Marty McFly (Michael J. Fox) è rimasto nuovamente intrappolato nel 1955, dal momento che il suo amico Emmet L. “Doc” Brown (Christopher Lloyd) è stato catapultato nel 1885 dalla scarica di un fulmine, insieme alla DeLorean, nella notte del 12 Novembre di quell’ anno. E’ quindi costretto a dover chiedere nuovamente aiuto al “giovane” Doc. Nel recuperare la DeLorean (nascosta intanto in un vecchio cimitero abbandonato dal “Doc” finito nel 1885), Marty viene a conoscenza che questi verrà ucciso pochi mesi dopo il suo arrivo nel 1885 dal feroce pistolero Buford “Cane Pazzo” Tannen (Thomas F. Wilson), bisnonno di Biff Tannen, per un debito di 80$.
Sicuramente la “narrativa” è il punto debole di questo terzo capitolo della trilogia, ruotando tutta intorno agli stessi medesimi avvenimenti già osservati nei precedenti capitoli, ma allo stesso tempo dando modo a Robert Zemeckis e a Bob Gale di potersi divertire sulle note comiche dell’ episodio, incastrando (ogni volta che è possibile) gag e citazioni che aiutano lo spettatore ad affrontare, con meno tristezza e più leggerezza, la cognizione di essere davanti all’ epilogo di tutto.
Fu lo stesso Fox a suggerire a Zemeckis e Gale di ambientare Ritorno al futuro III nel Far West, rispondendo alla domanda “Che epoca ti piacerebbe visitare con un viaggio nel tempo?” che proprio i due gli avevano sottoposto. Ed è infatti proprio intorno a Fox che girano tutte le gag (riuscite e non) inserite nel film e le innumerevoli citazioni al cinema di Sergio Leone, prima su tutte la scelta dello pseudonimo che sceglie Marty per presentarsi ai suoi avi: “Clint Eastwood”.
Gli intoppi alla DeLorean e l ‘infinita sequenza di imprevisti che magistralmente si susseguono anche in questa terza parte, tengono sempre alto il ritmo e la tensione…nonostante non ci siano Howerboard galleggianti durante gli inseguimenti, ma molto più modesti cavalli e che ci sia un treno a vapore e non un fulmine, a portare la DeLorean alla velocità di 88 Miglia orarie.
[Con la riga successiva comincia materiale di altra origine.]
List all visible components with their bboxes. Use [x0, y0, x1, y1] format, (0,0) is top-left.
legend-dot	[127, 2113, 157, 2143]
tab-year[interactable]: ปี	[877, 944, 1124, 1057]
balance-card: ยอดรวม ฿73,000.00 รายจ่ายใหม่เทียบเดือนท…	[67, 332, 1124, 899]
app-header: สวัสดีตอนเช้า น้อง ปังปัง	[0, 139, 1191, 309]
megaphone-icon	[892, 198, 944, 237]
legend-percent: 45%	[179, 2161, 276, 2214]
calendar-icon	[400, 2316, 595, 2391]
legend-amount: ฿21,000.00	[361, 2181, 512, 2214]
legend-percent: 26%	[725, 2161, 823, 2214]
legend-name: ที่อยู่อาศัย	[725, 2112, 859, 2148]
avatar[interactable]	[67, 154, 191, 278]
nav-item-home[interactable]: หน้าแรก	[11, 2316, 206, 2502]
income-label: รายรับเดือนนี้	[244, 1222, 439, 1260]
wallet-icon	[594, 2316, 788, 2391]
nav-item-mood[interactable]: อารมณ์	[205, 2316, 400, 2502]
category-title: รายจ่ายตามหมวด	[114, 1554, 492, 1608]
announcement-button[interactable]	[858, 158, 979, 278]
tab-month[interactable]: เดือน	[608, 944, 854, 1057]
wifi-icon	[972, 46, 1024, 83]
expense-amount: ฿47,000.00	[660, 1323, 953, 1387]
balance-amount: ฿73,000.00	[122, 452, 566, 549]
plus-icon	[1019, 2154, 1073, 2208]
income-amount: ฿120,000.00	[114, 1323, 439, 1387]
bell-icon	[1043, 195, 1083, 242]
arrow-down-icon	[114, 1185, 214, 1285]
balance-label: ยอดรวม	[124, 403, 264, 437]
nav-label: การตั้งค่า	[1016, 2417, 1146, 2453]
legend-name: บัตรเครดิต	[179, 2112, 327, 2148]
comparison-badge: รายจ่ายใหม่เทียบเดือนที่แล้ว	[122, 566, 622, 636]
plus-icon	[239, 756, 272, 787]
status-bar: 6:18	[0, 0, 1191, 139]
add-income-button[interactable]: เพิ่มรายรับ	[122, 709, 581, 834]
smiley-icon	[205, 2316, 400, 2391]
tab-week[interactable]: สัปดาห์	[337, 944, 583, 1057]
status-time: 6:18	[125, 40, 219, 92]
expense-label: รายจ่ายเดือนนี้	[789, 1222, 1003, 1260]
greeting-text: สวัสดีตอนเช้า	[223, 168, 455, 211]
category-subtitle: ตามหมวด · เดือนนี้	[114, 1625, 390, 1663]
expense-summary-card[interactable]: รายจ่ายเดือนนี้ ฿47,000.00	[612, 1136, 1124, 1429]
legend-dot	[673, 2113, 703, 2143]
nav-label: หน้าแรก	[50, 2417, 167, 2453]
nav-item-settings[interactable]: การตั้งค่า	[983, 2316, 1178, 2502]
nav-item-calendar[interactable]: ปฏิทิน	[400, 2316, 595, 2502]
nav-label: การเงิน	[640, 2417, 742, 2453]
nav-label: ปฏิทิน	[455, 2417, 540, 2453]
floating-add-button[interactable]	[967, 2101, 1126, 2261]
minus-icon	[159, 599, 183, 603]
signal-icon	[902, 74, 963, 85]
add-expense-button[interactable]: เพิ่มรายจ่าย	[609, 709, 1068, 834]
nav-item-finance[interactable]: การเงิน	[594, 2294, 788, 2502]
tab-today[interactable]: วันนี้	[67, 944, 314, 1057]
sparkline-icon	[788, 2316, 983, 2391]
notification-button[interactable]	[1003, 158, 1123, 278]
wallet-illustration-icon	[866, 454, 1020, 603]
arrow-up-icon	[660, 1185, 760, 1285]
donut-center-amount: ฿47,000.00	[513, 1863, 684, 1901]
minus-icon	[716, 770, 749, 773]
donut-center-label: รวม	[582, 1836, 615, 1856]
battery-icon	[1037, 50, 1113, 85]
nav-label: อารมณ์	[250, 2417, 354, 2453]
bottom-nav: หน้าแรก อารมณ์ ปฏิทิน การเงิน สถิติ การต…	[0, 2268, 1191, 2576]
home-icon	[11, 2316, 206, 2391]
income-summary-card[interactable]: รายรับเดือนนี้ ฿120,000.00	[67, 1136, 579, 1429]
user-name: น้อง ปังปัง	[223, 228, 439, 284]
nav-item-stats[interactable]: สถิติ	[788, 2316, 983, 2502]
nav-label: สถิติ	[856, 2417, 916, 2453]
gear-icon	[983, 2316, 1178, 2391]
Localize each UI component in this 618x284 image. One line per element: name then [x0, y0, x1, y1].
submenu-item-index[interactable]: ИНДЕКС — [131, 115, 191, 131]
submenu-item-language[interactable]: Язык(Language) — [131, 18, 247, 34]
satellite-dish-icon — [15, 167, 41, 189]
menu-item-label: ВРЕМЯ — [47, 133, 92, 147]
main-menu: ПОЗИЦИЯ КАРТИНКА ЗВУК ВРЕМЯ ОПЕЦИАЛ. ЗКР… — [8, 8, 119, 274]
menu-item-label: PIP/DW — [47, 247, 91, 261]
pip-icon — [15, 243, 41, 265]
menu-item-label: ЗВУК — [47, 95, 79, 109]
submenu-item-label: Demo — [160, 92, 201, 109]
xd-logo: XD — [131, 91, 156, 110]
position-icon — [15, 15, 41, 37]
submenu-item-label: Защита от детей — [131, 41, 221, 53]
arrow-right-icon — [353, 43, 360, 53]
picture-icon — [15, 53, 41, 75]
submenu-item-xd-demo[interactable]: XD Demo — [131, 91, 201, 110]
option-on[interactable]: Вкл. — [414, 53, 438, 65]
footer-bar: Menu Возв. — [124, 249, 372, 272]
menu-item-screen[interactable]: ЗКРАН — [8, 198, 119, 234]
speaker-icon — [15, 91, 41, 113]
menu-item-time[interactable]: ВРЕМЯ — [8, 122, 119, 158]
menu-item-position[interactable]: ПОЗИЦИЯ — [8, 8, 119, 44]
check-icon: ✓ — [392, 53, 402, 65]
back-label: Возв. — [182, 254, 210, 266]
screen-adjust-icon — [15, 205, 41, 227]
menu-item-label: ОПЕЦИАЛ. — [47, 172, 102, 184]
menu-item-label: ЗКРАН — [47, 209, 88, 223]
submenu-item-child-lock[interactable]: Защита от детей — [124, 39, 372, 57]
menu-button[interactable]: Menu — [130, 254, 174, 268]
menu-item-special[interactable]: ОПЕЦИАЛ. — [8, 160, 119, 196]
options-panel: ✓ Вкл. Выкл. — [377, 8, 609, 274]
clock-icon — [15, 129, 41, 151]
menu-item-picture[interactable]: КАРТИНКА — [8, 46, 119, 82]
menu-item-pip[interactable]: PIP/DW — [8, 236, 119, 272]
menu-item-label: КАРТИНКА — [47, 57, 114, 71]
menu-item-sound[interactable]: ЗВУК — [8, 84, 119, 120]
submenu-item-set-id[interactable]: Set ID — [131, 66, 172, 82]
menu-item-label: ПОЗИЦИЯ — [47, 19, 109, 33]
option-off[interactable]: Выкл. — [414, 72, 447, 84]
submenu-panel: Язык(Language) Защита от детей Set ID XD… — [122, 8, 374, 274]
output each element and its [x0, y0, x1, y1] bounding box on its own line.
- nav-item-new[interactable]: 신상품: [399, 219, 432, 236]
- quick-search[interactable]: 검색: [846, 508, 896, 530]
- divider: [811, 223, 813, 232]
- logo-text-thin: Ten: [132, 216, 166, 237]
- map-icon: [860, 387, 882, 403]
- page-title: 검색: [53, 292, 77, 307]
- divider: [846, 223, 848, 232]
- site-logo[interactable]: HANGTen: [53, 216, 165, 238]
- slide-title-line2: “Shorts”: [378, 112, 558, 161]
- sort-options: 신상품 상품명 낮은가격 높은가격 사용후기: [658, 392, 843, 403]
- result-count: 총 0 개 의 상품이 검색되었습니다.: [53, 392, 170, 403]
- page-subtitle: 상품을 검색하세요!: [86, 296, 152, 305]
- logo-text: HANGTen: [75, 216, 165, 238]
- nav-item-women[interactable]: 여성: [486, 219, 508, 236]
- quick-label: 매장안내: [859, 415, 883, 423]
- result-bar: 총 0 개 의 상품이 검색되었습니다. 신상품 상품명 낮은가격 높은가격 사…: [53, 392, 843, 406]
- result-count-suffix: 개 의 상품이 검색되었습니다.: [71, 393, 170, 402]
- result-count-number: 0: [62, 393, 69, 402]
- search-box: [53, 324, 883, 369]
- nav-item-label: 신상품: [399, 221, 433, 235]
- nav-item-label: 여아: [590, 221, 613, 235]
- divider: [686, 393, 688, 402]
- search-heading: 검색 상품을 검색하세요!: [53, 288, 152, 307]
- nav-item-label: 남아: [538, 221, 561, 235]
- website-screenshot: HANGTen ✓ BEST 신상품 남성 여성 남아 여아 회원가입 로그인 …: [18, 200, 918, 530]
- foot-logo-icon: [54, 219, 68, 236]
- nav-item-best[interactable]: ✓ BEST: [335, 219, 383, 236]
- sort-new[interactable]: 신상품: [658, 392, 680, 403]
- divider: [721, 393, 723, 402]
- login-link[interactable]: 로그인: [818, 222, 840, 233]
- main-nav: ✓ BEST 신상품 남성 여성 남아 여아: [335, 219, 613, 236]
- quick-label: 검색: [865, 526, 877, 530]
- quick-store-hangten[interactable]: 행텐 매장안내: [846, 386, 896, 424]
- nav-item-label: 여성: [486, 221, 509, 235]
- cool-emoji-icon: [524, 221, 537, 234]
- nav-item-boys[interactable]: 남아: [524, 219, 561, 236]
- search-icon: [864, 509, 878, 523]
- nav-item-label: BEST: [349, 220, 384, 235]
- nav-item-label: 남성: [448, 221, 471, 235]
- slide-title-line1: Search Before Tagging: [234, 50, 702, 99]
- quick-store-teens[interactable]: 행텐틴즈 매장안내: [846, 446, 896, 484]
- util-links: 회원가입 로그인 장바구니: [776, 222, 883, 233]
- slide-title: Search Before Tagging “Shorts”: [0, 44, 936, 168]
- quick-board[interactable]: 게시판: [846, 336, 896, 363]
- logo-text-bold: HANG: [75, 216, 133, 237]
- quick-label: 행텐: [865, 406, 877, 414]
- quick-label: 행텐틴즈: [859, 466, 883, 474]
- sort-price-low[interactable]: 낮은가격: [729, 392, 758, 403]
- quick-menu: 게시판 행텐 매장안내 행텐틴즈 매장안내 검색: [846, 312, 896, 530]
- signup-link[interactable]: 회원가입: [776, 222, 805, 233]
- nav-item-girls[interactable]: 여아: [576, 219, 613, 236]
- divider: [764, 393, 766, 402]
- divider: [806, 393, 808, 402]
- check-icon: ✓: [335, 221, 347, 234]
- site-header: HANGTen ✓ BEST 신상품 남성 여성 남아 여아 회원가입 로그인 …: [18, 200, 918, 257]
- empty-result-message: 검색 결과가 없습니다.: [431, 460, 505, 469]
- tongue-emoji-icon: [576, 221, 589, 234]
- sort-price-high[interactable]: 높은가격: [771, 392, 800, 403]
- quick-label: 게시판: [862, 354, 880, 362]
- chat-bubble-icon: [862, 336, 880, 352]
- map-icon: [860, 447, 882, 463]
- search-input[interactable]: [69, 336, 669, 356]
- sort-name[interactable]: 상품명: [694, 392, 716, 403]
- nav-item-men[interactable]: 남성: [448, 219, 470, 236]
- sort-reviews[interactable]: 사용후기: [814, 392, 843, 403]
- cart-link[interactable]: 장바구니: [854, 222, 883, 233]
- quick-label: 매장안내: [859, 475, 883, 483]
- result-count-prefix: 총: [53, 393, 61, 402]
Quello che però differenzia questo ultimo capitolo è la lente di ingrandimento sul personaggio “Doc”, messo un po’ da parte nella Parte II, posizionandolo al centro della storia come vero protagonista e mettendo in evidenza lati nascosti (soprattutto punti deboli) finora ancora sconosciuti. La storia d’ amore con la maestrina Clara Clayton (Mary Steenburgen) metterà in discussione tutti quelli che erano stati i “capi saldi” del suo Now How, ossia che non bisogna mai interferire con gli eventi e che tutto sia già stato scritto, arrivando a congedarsi nel finale proprio spiegando a Marty e a Jennifer (Elizabeth Shue) che grazie ai loro stessi interventi fra passato, presente e futuro il loro destino non sia ancora stato scritto e che adesso è nelle loro mani.
Se proprio devo trovare una nota dolente a questa pellicola (e all’ intera trilogia) è proprio la chiusura di tutti i cerchi aperti con il medesimo “Lieto fine”. Alla fine dei giochi tutti i protagonisti se la cavano nel migliore dei modi e ognuno di loro impara qualcosa, provando a lanciare una sorta di morale anche allo spettatore. A mio parere risulta tutto un po’ forzato, ma è pur vero che bisogna considerare che questo tutto è stato realizzato più di trent’ anni fa e se ancora oggi, il 95% dei registi e degli sceneggiatori non se la sentono di correre il rischio a proporre finali “alternativi”, non si può certo farne una colpa proprio a Zemeckis e Gale che comunque riescono a regalare una perfetta conclusione ad una delle saghe cinematografiche più famose ed apprezzate di sempre.